One of the most vexing issues in the field of spinal cord injury is the accumulation of fibrosis and scar that seems to inhibit the ability of neurons and their axons to repopulate the cord and recover neurological function. The precise role of scarring following spinal cord injury is not really understood, and the cascade of events that occur in the cord are extraordinarily complex and have yet to be fully worked out. Heavy emphasis has been placed on how the prevention of scar accumulation can promote neural regeneration. Indeed, when specific pathways of scar formation following spinal cord injury are inhibited in animal models, neurological recovery is improved. However, a recently published report reminds us that scar formation is a necessary evil that serves to preserve the structural integrity of the spinal cord and limits neuronal loss (Sabelström H, Stenudd M, Réu P, et al. Resident neural stem cells restrict tissue damage and neuronal loss after spinal cord injury in mice. Science. 2013;342(6158):637-640). Thus, strict adherence to an approach of limiting scar formation may not be the most beneficial technique.
One of the first surgical approaches attempted to try and improve neurological function after spinal cord injury was that of stem cell transplantation. This approach has shown promise, and thus some investigators have sought to try and modulate the activity of endogenous stem cells to achieve similar effects. Sabelström et al suggest that implementation of such a strategy requires careful knowledge of the full role of these endogenous stem cells in scar formation. To evaluate how ependymal neural stem cells in the adult mouse spinal cord function after injury, these investigators created a genetically recombinant mouse whereby ependymal neural stem cell proliferation could be turned off by the administration of tamoxifen. Once the mice were created, tamoxifen administration established that ependymal cell progeny were selectively reduced in the mutant mice, but not controls, validating the use of the model. Following an incisional injury to the dorsal cord, ependymal cells migrate to the site of injury and differentiate into scar-forming astrocytes. However, in the recombinant mice, no ependymal stem cell migration was observed.

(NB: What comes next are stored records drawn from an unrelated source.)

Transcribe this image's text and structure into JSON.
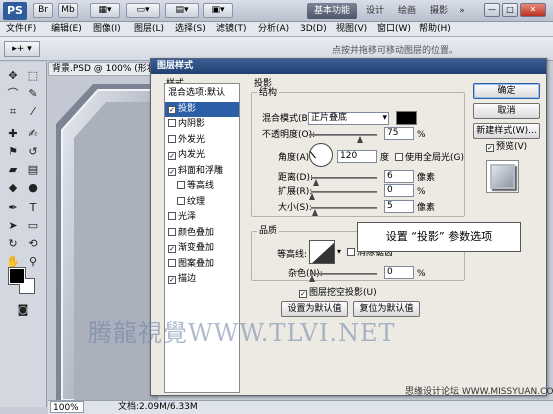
{
  "app": {
    "logo": "PS"
  },
  "titlebar": {
    "buttons": [
      "Br",
      "Mb",
      "▾",
      "▾"
    ],
    "workspaces": [
      "基本功能",
      "设计",
      "绘画",
      "摄影"
    ],
    "expand": "»",
    "window_controls": [
      "—",
      "□",
      "✕"
    ]
  },
  "menubar": {
    "items": [
      "文件(F)",
      "编辑(E)",
      "图像(I)",
      "图层(L)",
      "选择(S)",
      "滤镜(T)",
      "分析(A)",
      "3D(D)",
      "视图(V)",
      "窗口(W)",
      "帮助(H)"
    ]
  },
  "options": {
    "tool_icon": "▸+",
    "hint": "点按并拖移可移动图层的位置。"
  },
  "document": {
    "tab_title": "背景.PSD @ 100% (形状"
  },
  "statusbar": {
    "zoom": "100%",
    "docinfo": "文档:2.09M/6.33M"
  },
  "dialog": {
    "title": "图层样式",
    "style_header": "样式",
    "styles": [
      {
        "label": "混合选项:默认",
        "checkbox": false,
        "checked": false,
        "selected": false
      },
      {
        "label": "投影",
        "checkbox": true,
        "checked": true,
        "selected": true
      },
      {
        "label": "内阴影",
        "checkbox": true,
        "checked": false,
        "selected": false
      },
      {
        "label": "外发光",
        "checkbox": true,
        "checked": false,
        "selected": false
      },
      {
        "label": "内发光",
        "checkbox": true,
        "checked": true,
        "selected": false
      },
      {
        "label": "斜面和浮雕",
        "checkbox": true,
        "checked": true,
        "selected": false
      },
      {
        "label": "等高线",
        "checkbox": true,
        "checked": false,
        "selected": false,
        "indent": true
      },
      {
        "label": "纹理",
        "checkbox": true,
        "checked": false,
        "selected": false,
        "indent": true
      },
      {
        "label": "光泽",
        "checkbox": true,
        "checked": false,
        "selected": false
      },
      {
        "label": "颜色叠加",
        "checkbox": true,
        "checked": false,
        "selected": false
      },
      {
        "label": "渐变叠加",
        "checkbox": true,
        "checked": true,
        "selected": false
      },
      {
        "label": "图案叠加",
        "checkbox": true,
        "checked": false,
        "selected": false
      },
      {
        "label": "描边",
        "checkbox": true,
        "checked": true,
        "selected": false
      }
    ],
    "section": "投影",
    "structure": {
      "title": "结构",
      "blend_mode_label": "混合模式(B):",
      "blend_mode_value": "正片叠底",
      "opacity_label": "不透明度(O):",
      "opacity_value": "75",
      "opacity_unit": "%",
      "opacity_level": 0.75,
      "angle_label": "角度(A):",
      "angle_value": "120",
      "angle_unit": "度",
      "global_light_label": "使用全局光(G)",
      "distance_label": "距离(D):",
      "distance_value": "6",
      "distance_unit": "像素",
      "spread_label": "扩展(R):",
      "spread_value": "0",
      "spread_unit": "%",
      "size_label": "大小(S):",
      "size_value": "5",
      "size_unit": "像素"
    },
    "quality": {
      "title": "品质",
      "contour_label": "等高线:",
      "antialias_label": "消除锯齿",
      "noise_label": "杂色(N):",
      "noise_value": "0",
      "noise_unit": "%",
      "knockout_label": "图层挖空投影(U)",
      "knockout_checked": true
    },
    "buttons": {
      "make_default": "设置为默认值",
      "reset_default": "复位为默认值",
      "ok": "确定",
      "cancel": "取消",
      "new_style": "新建样式(W)...",
      "preview": "预览(V)",
      "preview_checked": true
    }
  },
  "callout": "设置 “投影” 参数选项",
  "watermarks": {
    "main": "腾龍視覺WWW.TLVI.NET",
    "corner": "思缘设计论坛 WWW.MISSYUAN.COM"
  },
  "colors": {
    "dialog_title": "#2d5ea8",
    "shadow_swatch": "#000000"
  }
}
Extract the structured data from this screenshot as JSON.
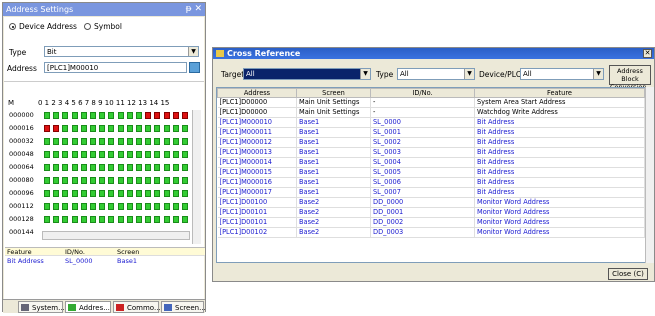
{
  "left_panel": {
    "title": "Address Settings",
    "pin_close": "ᵽ ✕",
    "radio_device": "Device Address",
    "radio_symbol": "Symbol",
    "type_label": "Type",
    "type_value": "Bit",
    "address_label": "Address",
    "address_value": "[PLC1]M00010",
    "grid_col_header": "M",
    "grid_cols": "0 1 2 3 4 5 6 7 8 9 10 11 12 13 14 15",
    "grid_rows": [
      "000000",
      "000016",
      "000032",
      "000048",
      "000064",
      "000080",
      "000096",
      "000112",
      "000128",
      "000144"
    ],
    "feature_headers": [
      "Feature",
      "ID/No.",
      "Screen"
    ],
    "feature_row": [
      "Bit Address",
      "SL_0000",
      "Base1"
    ],
    "tabs": [
      "System...",
      "Addres...",
      "Commo...",
      "Screen..."
    ]
  },
  "dialog": {
    "title": "Cross Reference",
    "close_x": "✕",
    "target_label": "Target",
    "target_value": "All",
    "type_label": "Type",
    "type_value": "All",
    "device_label": "Device/PLC",
    "device_value": "All",
    "abc_button": "Address Block Conversion...",
    "close_button": "Close (C)",
    "columns": [
      "Address",
      "Screen",
      "ID/No.",
      "Feature"
    ],
    "rows": [
      {
        "a": "[PLC1]D00000",
        "s": "Main Unit Settings",
        "i": "-",
        "f": "System Area Start Address",
        "blue": false
      },
      {
        "a": "[PLC1]D00000",
        "s": "Main Unit Settings",
        "i": "-",
        "f": "Watchdog Write Address",
        "blue": false
      },
      {
        "a": "[PLC1]M000010",
        "s": "Base1",
        "i": "SL_0000",
        "f": "Bit Address",
        "blue": true
      },
      {
        "a": "[PLC1]M000011",
        "s": "Base1",
        "i": "SL_0001",
        "f": "Bit Address",
        "blue": true
      },
      {
        "a": "[PLC1]M000012",
        "s": "Base1",
        "i": "SL_0002",
        "f": "Bit Address",
        "blue": true
      },
      {
        "a": "[PLC1]M000013",
        "s": "Base1",
        "i": "SL_0003",
        "f": "Bit Address",
        "blue": true
      },
      {
        "a": "[PLC1]M000014",
        "s": "Base1",
        "i": "SL_0004",
        "f": "Bit Address",
        "blue": true
      },
      {
        "a": "[PLC1]M000015",
        "s": "Base1",
        "i": "SL_0005",
        "f": "Bit Address",
        "blue": true
      },
      {
        "a": "[PLC1]M000016",
        "s": "Base1",
        "i": "SL_0006",
        "f": "Bit Address",
        "blue": true
      },
      {
        "a": "[PLC1]M000017",
        "s": "Base1",
        "i": "SL_0007",
        "f": "Bit Address",
        "blue": true
      },
      {
        "a": "[PLC1]D00100",
        "s": "Base2",
        "i": "DD_0000",
        "f": "Monitor Word Address",
        "blue": true
      },
      {
        "a": "[PLC1]D00101",
        "s": "Base2",
        "i": "DD_0001",
        "f": "Monitor Word Address",
        "blue": true
      },
      {
        "a": "[PLC1]D00101",
        "s": "Base2",
        "i": "DD_0002",
        "f": "Monitor Word Address",
        "blue": true
      },
      {
        "a": "[PLC1]D00102",
        "s": "Base2",
        "i": "DD_0003",
        "f": "Monitor Word Address",
        "blue": true
      }
    ]
  },
  "colors": {
    "bit_on": "#dd1111",
    "bit_off": "#33cc33",
    "link_blue": "#1a1ad0",
    "title_blue": "#2b5fc7"
  }
}
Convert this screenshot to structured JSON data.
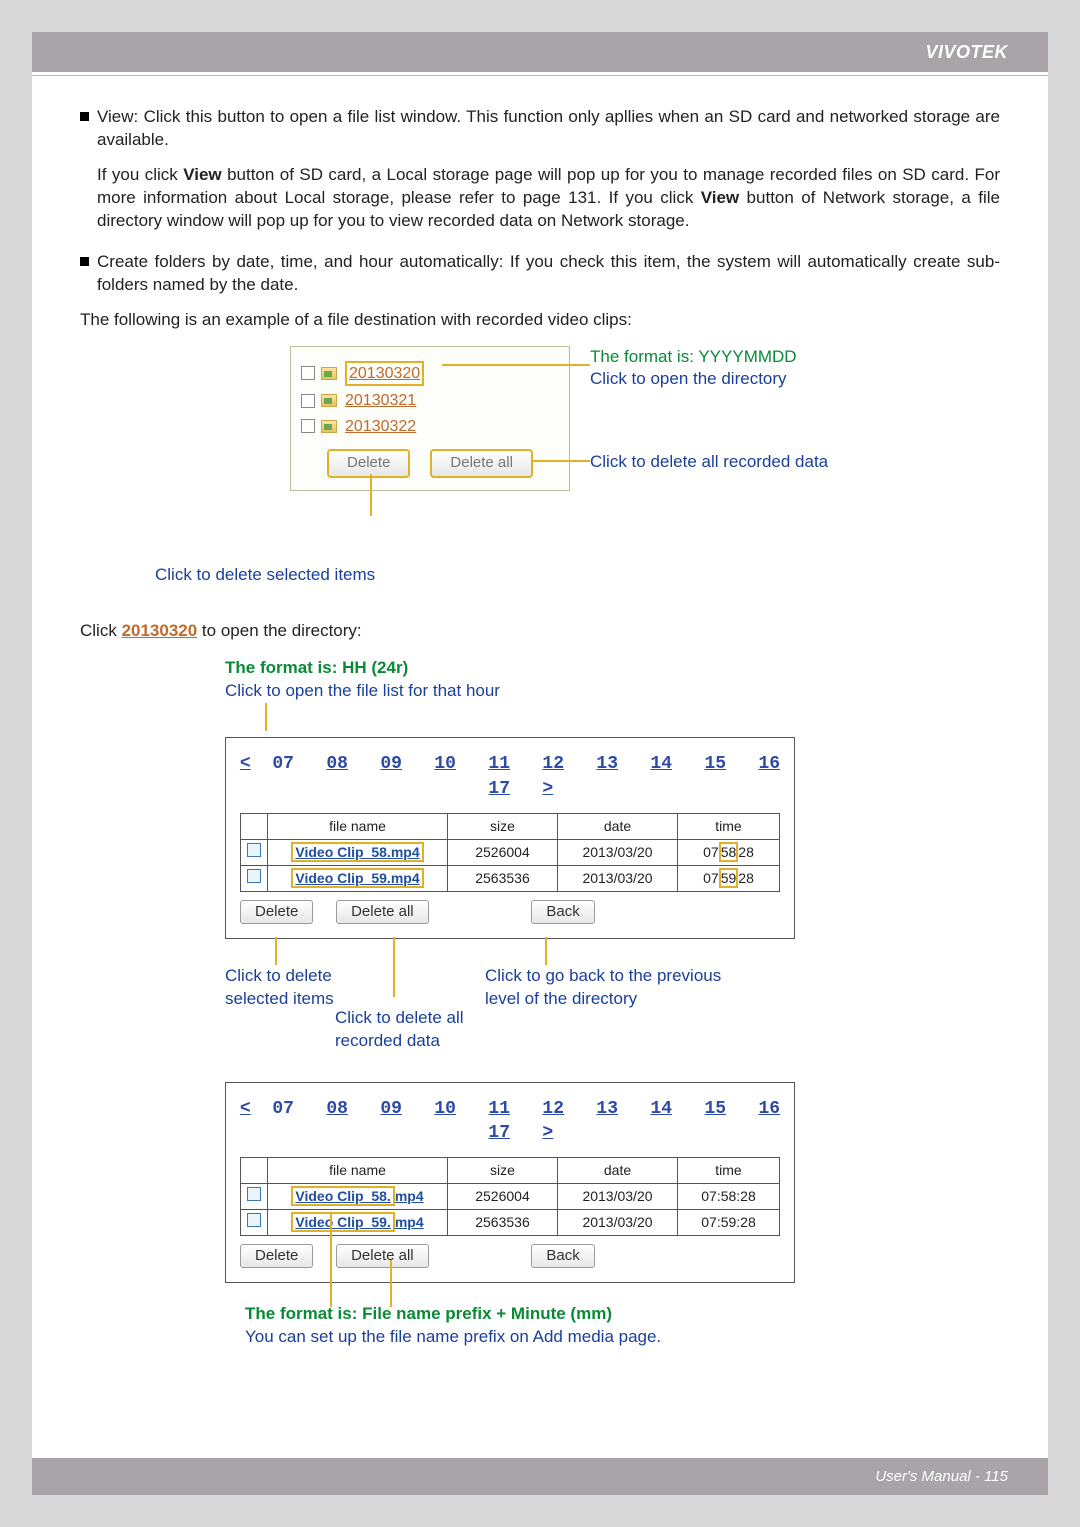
{
  "header": {
    "brand": "VIVOTEK"
  },
  "section": {
    "bullet1_part1": "View: Click this button to open a file list window. This function only apllies when an SD card and networked storage are available.",
    "bullet1_part2a": "If you click ",
    "bullet1_view": "View",
    "bullet1_part2b": " button of SD card, a Local storage page will pop up for you to manage recorded files on SD card. For more information about Local storage, please refer to page 131. If you click ",
    "bullet1_part2c": " button of Network storage, a file directory window will pop up for you to view recorded data on Network storage.",
    "bullet2": "Create folders by date, time, and hour automatically: If you check this item, the system will automatically create sub-folders named by the date.",
    "intro": "The following is an example of a file destination with recorded video clips:"
  },
  "fig1": {
    "folders": [
      "20130320",
      "20130321",
      "20130322"
    ],
    "delete": "Delete",
    "delete_all": "Delete all",
    "ann_format": "The format is: YYYYMMDD",
    "ann_open": "Click to open the directory",
    "ann_delall": "Click to delete all recorded data",
    "ann_delsel": "Click to delete selected items"
  },
  "open_line_a": "Click ",
  "open_folder": "20130320",
  "open_line_b": " to open the directory:",
  "fig2": {
    "title_format": "The format is: HH (24r)",
    "title_action": "Click to open the file list for that hour",
    "hours_prev": "<",
    "hours": [
      "07",
      "08",
      "09",
      "10",
      "11",
      "12",
      "13",
      "14",
      "15",
      "16",
      "17"
    ],
    "hours_next": ">",
    "cols": {
      "fn": "file name",
      "size": "size",
      "date": "date",
      "time": "time"
    },
    "rows": [
      {
        "fn": "Video Clip_58.mp4",
        "size": "2526004",
        "date": "2013/03/20",
        "time_h": "07",
        "time_m": "58",
        "time_s": "28"
      },
      {
        "fn": "Video Clip_59.mp4",
        "size": "2563536",
        "date": "2013/03/20",
        "time_h": "07",
        "time_m": "59",
        "time_s": "28"
      }
    ],
    "delete": "Delete",
    "delete_all": "Delete all",
    "back": "Back",
    "ann_delsel": "Click to delete\nselected items",
    "ann_delall": "Click to delete all\nrecorded data",
    "ann_back": "Click to go back to the previous\nlevel of the directory"
  },
  "fig3": {
    "hours_prev": "<",
    "hours": [
      "07",
      "08",
      "09",
      "10",
      "11",
      "12",
      "13",
      "14",
      "15",
      "16",
      "17"
    ],
    "hours_next": ">",
    "cols": {
      "fn": "file name",
      "size": "size",
      "date": "date",
      "time": "time"
    },
    "rows": [
      {
        "fn_a": "Video Clip_58.",
        "fn_b": "mp4",
        "size": "2526004",
        "date": "2013/03/20",
        "time": "07:58:28"
      },
      {
        "fn_a": "Video Clip_59.",
        "fn_b": "mp4",
        "size": "2563536",
        "date": "2013/03/20",
        "time": "07:59:28"
      }
    ],
    "delete": "Delete",
    "delete_all": "Delete all",
    "back": "Back",
    "foot_format": "The format is: File name prefix + Minute (mm)",
    "foot_note": "You can set up the file name prefix on Add media page."
  },
  "footer": {
    "text": "User's Manual - 115"
  }
}
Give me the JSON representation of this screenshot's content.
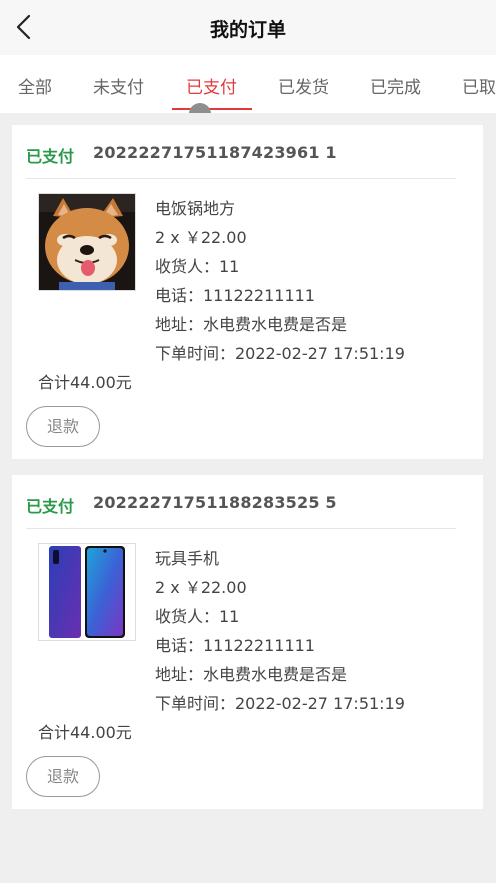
{
  "header": {
    "title": "我的订单",
    "back_icon": "chevron-left-icon"
  },
  "tabs": [
    {
      "label": "全部"
    },
    {
      "label": "未支付"
    },
    {
      "label": "已支付",
      "active": true
    },
    {
      "label": "已发货"
    },
    {
      "label": "已完成"
    },
    {
      "label": "已取"
    }
  ],
  "orders": [
    {
      "status": "已支付",
      "order_no": "20222271751187423961 1",
      "product_name": "电饭锅地方",
      "qty_price": "2 x ￥22.00",
      "receiver": "收货人：11",
      "phone": "电话：11122211111",
      "address": "地址：水电费水电费是否是",
      "order_time": "下单时间：2022-02-27 17:51:19",
      "total": "合计44.00元",
      "refund_label": "退款",
      "image": "shiba-dog-photo"
    },
    {
      "status": "已支付",
      "order_no": "20222271751188283525 5",
      "product_name": "玩具手机",
      "qty_price": "2 x ￥22.00",
      "receiver": "收货人：11",
      "phone": "电话：11122211111",
      "address": "地址：水电费水电费是否是",
      "order_time": "下单时间：2022-02-27 17:51:19",
      "total": "合计44.00元",
      "refund_label": "退款",
      "image": "smartphone-photo"
    }
  ],
  "colors": {
    "accent": "#e4393c",
    "status_green": "#2a9a4a"
  }
}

Next, Sabelström et al observed the pattern of injury following a dorsal incision to the spinal cord over a period of 14 weeks in the recombinant and control mice. All control mice developed dense scar at the site of injury, while 80% of the mutant mice failed to produce a compact scar. Instead, the mutant mice developed varying degrees of tissue defects in the place of a scar. Interestingly, the mutant mice displayed enhanced fibrosis, a process mediated by endogenous pericytes, a process that could be an attempt to compensate for the loss of ependymal cell development. At the end of the 14 weeks, the mutant recombinant mice possessed considerably larger tissue defects at the site of injury. This is distinct from pericyte-mediated scar inhibition where the resultant injury cavity is not meaningfully larger than in controls. Specifically, these investigators evaluated whether their superficial dorsal lesion could extend all the way to the corticospinal tract. In only 1 of the control mice did scar extend to the corticospinal tract, while the tissue defects in the mutant mice extended there in well over half of the mutant mice. This finding was confirmed by serial magnetic resonance imaging (MRI) studies that demonstrated that mutant mice had a 30% increase in the size of their spinal cord lesions after 9 weeks, a difference from control animals that became significant after only 3 weeks. Interestingly, the increased size of the mutant cord injuries was not related to increased inflammation, and there were actually fewer inflammatory cells in the sites.
Not only were the injury sites larger, but atrophy of the spinal cord was meaningfully different in the absence of ependymal stem cells. In the mutant mice, atrophy extended 2 segments rostral and caudal to the lesion. This finding was confirmed again by MRI. Immunohistochemical studies revealed a 20% increase in the loss of neurons in the mutant spinal cords over time. This is in stark contrast to pericyte-mediated scarring, where there was no increased neuronal loss or atrophy. Moreover, there was a substantial number of apoptotic neurons in the mutant injured spinal cord, suggesting a pathway by which the cell loss occurs. Finally, neurotrophic factor expression is upregulated at the site of spinal cord injury, and exogenously added factors, like insulin-like growth factor, promote neuronal survival. To examine differences in neurotrophic factor abundance in this model, immunohistochemical studies were performed. In the absence of ependymal stem cells in the mutant mice, there was a 50 to 80% decrease in the up-regulation of neurotrophic factor mRNA. These findings suggest that the ependymal-derived neural stem cells are likely a primary source of neurotrophic support to the injured cord as well.
Overall, this work by Sabelström et al highlights several key features about spinal cord injury that need to be considered. First, there are a number of cell types that have different roles in regulating scar formation, and interruption of 1 cell type's function can have markedly different effects vs another's. Second, this work suggests that modulation of intrinsic neural stem cell activity may not be the preferred route toward improving results after spinal cord injury. Specifically, in the absence of endogenous ependymal-derived neural stem cells and their scar, the results of spinal cord injury were observed to be worse. Finally, it appears that our true goal may be to maximize the positive effects of scar formation while limiting its impact on neuronal repopulation and axonal growth.